How can you tell that your pastor loves you? This could get tricky. We might be tempted to exegete his facial expressions, evaluate his manners, or consider whether or not he sends you a birthday card. However, the Bible actually gives several ways that demonstrate this love.
One of the ways the pastor shows his love is by feeding the flock (the church) the Word of God.
Where do we get this point from? There are many places in the Bible, but a good place to see this is in John chapter 21.
“When they had finished breakfast, Jesus said to Simon Peter, “Simon, son of John, do you love me more than these?” He said to him, “Yes, Lord; you know that I love you.” He said to him, “Feed my lambs.”” (John 21:15)
Jesus tells Peter to feed his lambs. He says the same thing in verse 17. The word has to do with caring for or looking after the flock. In the Middle Eastern agrarian culture the shepherd would lead his flock to food and the still waters of refreshment. He ensured that they were properly fed.
Jesus goes on in verse 16,
“He said to him a second time, “Simon, son of John, do you love me?” He said to him, “Yes, Lord; you know that I love you.” He said to him, “Tend my sheep.”” (John 21:16)
The word translated “tend” means “shepherd.” It is to take care of, protect, guard, and nourish. There are threats on the outside from wolves and threats on the inside because of bad decisions by the sheep. In both cases the shepherd is to be actively engaged in the thoughtful care of the sheep.
To what does Jesus connect the need to feed and tend the flock? It is to be his love for Jesus. It is this love for Jesus that translates into his love for the sheep, the flock of God. According to Jesus, this love demonstrates the pastor’s love for Jesus.
How? How then does the pastor lead, feed, and protect the sheep? It is through the ministry of the Word of God.
“He must hold firm to the trustworthy word as taught, so that he may be able to give instruction in sound doctrine and also to rebuke those who contradict it.” (Titus 1:9)

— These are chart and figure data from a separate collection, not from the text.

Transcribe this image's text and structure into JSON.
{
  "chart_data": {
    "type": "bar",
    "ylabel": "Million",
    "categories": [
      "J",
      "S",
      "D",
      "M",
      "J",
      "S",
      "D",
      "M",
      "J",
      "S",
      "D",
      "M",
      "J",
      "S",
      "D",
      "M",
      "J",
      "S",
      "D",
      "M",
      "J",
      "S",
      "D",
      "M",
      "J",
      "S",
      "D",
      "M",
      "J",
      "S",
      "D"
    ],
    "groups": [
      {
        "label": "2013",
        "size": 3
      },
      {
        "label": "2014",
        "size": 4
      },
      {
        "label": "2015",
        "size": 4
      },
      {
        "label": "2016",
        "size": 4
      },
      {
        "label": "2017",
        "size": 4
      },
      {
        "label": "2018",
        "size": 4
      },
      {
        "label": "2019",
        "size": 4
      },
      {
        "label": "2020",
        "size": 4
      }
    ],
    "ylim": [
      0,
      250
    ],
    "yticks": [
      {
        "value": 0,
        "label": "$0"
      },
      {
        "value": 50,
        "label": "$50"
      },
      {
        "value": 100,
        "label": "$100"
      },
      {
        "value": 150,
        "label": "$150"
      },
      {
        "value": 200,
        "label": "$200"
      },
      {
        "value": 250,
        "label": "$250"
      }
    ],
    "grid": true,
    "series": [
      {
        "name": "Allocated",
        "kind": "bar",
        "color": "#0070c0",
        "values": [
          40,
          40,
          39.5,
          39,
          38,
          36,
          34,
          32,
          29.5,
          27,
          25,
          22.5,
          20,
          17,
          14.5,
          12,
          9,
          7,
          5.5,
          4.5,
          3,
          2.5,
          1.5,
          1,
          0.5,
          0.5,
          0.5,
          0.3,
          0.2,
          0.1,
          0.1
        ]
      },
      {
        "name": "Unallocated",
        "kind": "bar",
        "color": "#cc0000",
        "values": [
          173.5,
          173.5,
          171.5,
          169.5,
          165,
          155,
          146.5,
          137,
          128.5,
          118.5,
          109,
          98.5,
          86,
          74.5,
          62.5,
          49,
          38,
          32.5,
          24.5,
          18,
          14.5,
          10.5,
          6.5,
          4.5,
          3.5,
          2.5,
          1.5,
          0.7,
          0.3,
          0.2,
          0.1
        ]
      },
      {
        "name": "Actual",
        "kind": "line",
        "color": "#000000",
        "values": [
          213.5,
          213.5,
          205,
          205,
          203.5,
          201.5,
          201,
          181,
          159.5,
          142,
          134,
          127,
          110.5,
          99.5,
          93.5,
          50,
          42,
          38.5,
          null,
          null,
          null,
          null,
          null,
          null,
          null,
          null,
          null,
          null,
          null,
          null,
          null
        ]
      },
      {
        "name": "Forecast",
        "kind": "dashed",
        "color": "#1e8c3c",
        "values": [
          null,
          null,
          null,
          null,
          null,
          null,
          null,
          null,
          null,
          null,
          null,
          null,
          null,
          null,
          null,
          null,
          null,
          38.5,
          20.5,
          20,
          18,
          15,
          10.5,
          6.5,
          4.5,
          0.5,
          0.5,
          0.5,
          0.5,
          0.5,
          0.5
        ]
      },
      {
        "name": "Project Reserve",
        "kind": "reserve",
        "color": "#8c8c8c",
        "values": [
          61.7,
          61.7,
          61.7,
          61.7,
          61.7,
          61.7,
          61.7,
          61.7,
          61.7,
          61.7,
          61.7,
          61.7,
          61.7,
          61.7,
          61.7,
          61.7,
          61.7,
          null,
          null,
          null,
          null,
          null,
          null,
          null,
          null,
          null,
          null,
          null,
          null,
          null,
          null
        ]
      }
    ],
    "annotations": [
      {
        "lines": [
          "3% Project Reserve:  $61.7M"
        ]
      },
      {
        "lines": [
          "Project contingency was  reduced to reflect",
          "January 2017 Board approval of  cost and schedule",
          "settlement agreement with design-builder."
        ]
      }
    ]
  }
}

“Declare these things; exhort and rebuke with all authority. Let no one disregard you.” (Titus 2:15)
“Until I come, devote yourself to the public reading of Scripture, to exhortation, to teaching. Do not neglect the gift you have, which was given you by prophecy when the council of elders laid their hands on you.” (1 Timothy 4:13-14)
“O Timothy, guard the deposit entrusted to you. Avoid the irreverent babble and contradictions of what is falsely called “knowledge,”” (1 Timothy 6:20)
“Do your best to present yourself to God as one approved, a worker who has no need to be ashamed, rightly handling the word of truth.” (2 Timothy 2:15)
“Preach the word; be ready in season and out of season; reprove, rebuke, and exhort, with complete patience and teaching.” (2 Timothy 4:2)
There are many ways that a pastor can show his love for Christ and his church, but none is more prominent then the ministry of the Word.
What is the content of this loving ministry? It is to be doctrinal preaching. Doctrinal preaching is preaching that endeavors to teach theological truth. I know that doctrine has fallen on hard times in our age, but it is nonetheless a hallmark of the ministry of the Word.